5 June 2016


WWF-Australia has welcomed today’s announcement from Environment Minister Greg Hunt of $5 million to protect a number of threatened animal and plant species in Australia as an initial step towards what is needed.

The funding for a number of specific projects is a good acknowledgement of the great work of local groups on the front line of saving species.

However, the $5 million is a drop in the ocean, and only around 1% of the funds needed to start to turn around Australia’s extinction crisis.

In this election campaign, neither the Government nor Opposition have yet committed to an adequate funding package for Australia’s threatened species. Today, Australian Greens Leader Dr Richard di Natale announced a policy commitment for a $2 billion biodiversity fund and a $130 million threatened plan, which is at the scale of funding needed to fundamentally tackle Australia’s extinction crisis.

WWF-Australia’s Head of Species Conservation Darren Grover said state and federal governments must set politics aside and act fast to turn the situation around.

“Australia’s species extinction crisis is not something that occurred hundreds of years ago, it’s happening right now."

“Australia officially has the worst rate of mammal extinction in the world,” said Mr Grover.

“Unless the next Australian Government commits significant amounts of funding towards protecting Australia’s threatened species, we can expect to see more native critters go extinct on our watch.”

In the lead up to the federal election, WWF is calling on all political parties to dedicate more funding to the implementation of the country’s Threatened Species Strategy which aims to reverse Australia’s species decline. 

“This requires $100 million a year over the next five years as a minimum to lock in improved trajectories for the 20 bird and 20 mammal species identified as in need of critical action within the Threatened Species Strategy,”

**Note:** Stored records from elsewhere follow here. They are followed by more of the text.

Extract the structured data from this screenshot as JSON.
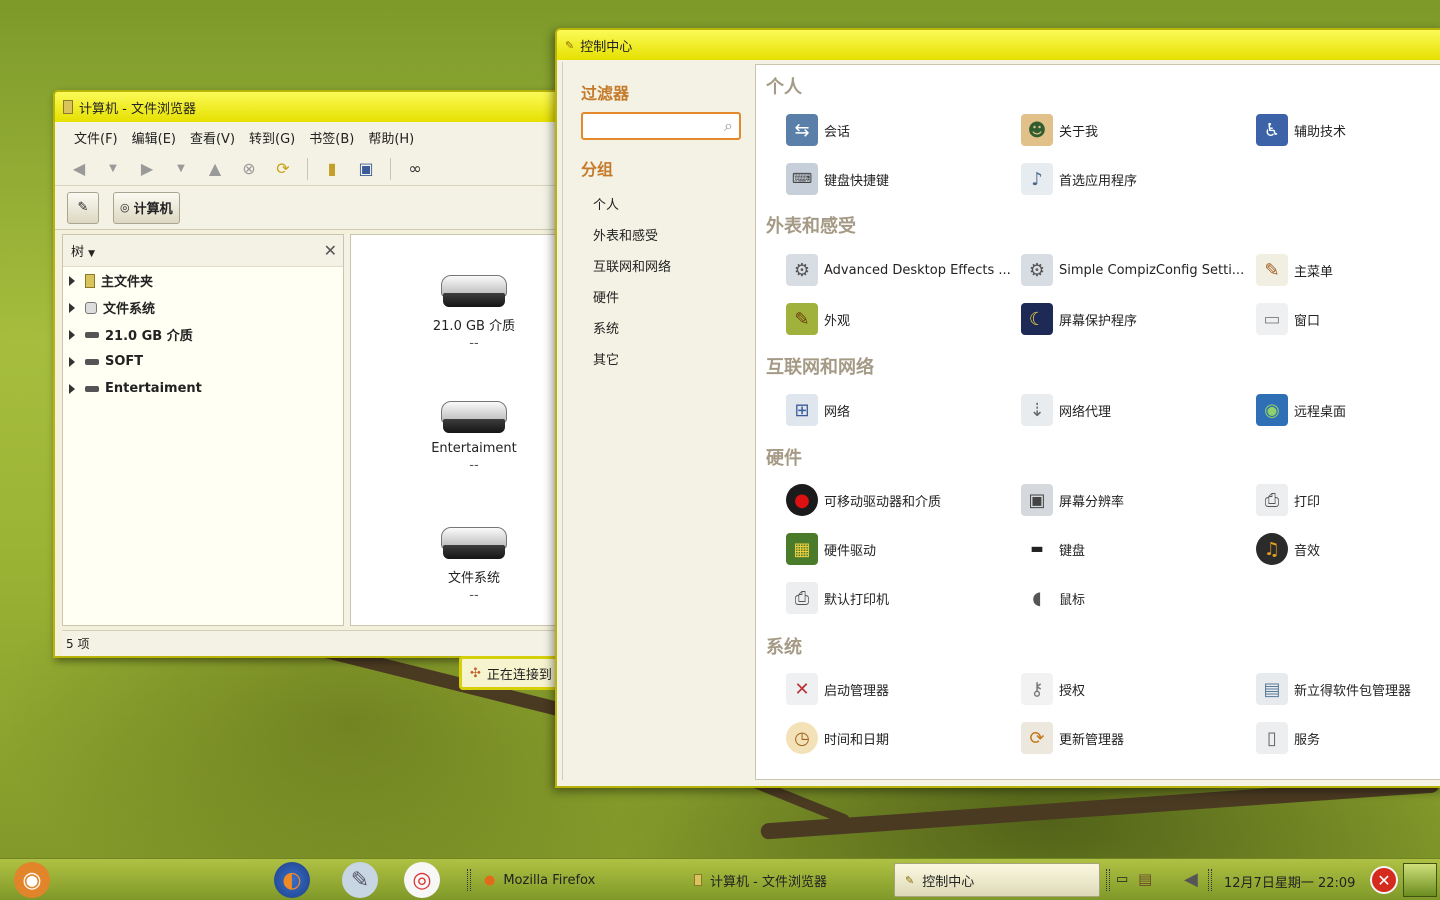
{
  "file_browser": {
    "title": "计算机 - 文件浏览器",
    "menu": [
      "文件(F)",
      "编辑(E)",
      "查看(V)",
      "转到(G)",
      "书签(B)",
      "帮助(H)"
    ],
    "location_button": "计算机",
    "sidebar_mode": "树",
    "tree": [
      "主文件夹",
      "文件系统",
      "21.0 GB 介质",
      "SOFT",
      "Entertaiment"
    ],
    "drives": [
      {
        "name": "21.0 GB 介质",
        "sub": "--"
      },
      {
        "name": "Entertaiment",
        "sub": "--"
      },
      {
        "name": "文件系统",
        "sub": "--"
      }
    ],
    "status": "5 项"
  },
  "notification": {
    "text": "正在连接到"
  },
  "control_center": {
    "title": "控制中心",
    "filter_label": "过滤器",
    "search_value": "",
    "group_label": "分组",
    "groups": [
      "个人",
      "外表和感受",
      "互联网和网络",
      "硬件",
      "系统",
      "其它"
    ],
    "categories": {
      "personal": {
        "title": "个人",
        "items": [
          "会话",
          "关于我",
          "辅助技术",
          "键盘快捷键",
          "首选应用程序"
        ]
      },
      "appearance": {
        "title": "外表和感受",
        "items": [
          "Advanced Desktop Effects ...",
          "Simple CompizConfig Setti...",
          "主菜单",
          "外观",
          "屏幕保护程序",
          "窗口"
        ]
      },
      "internet": {
        "title": "互联网和网络",
        "items": [
          "网络",
          "网络代理",
          "远程桌面"
        ]
      },
      "hardware": {
        "title": "硬件",
        "items": [
          "可移动驱动器和介质",
          "屏幕分辨率",
          "打印",
          "硬件驱动",
          "键盘",
          "音效",
          "默认打印机",
          "鼠标"
        ]
      },
      "system": {
        "title": "系统",
        "items": [
          "启动管理器",
          "授权",
          "新立得软件包管理器",
          "时间和日期",
          "更新管理器",
          "服务"
        ]
      }
    }
  },
  "taskbar": {
    "tasks": [
      "Mozilla Firefox",
      "计算机 - 文件浏览器",
      "控制中心"
    ],
    "clock": "12月7日星期一 22:09"
  }
}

“However delivering large-scale threatened species and threatened ecological community recovery, and reducing feral and invasive animal populations long-term will take far more than that,” said Mr Grover.

“Australia promised the world that by 2020, the extinction of the country’s threatened species would be prevented and their conservation status, particularly of those most in decline, would be improved and sustained."

“We are obviously not on track to achieve this goal. A dramatic change in funding for the country’s Threatened Species Strategy is needed as part of the upcoming election if we are to safeguard our unique wildlife into the future.”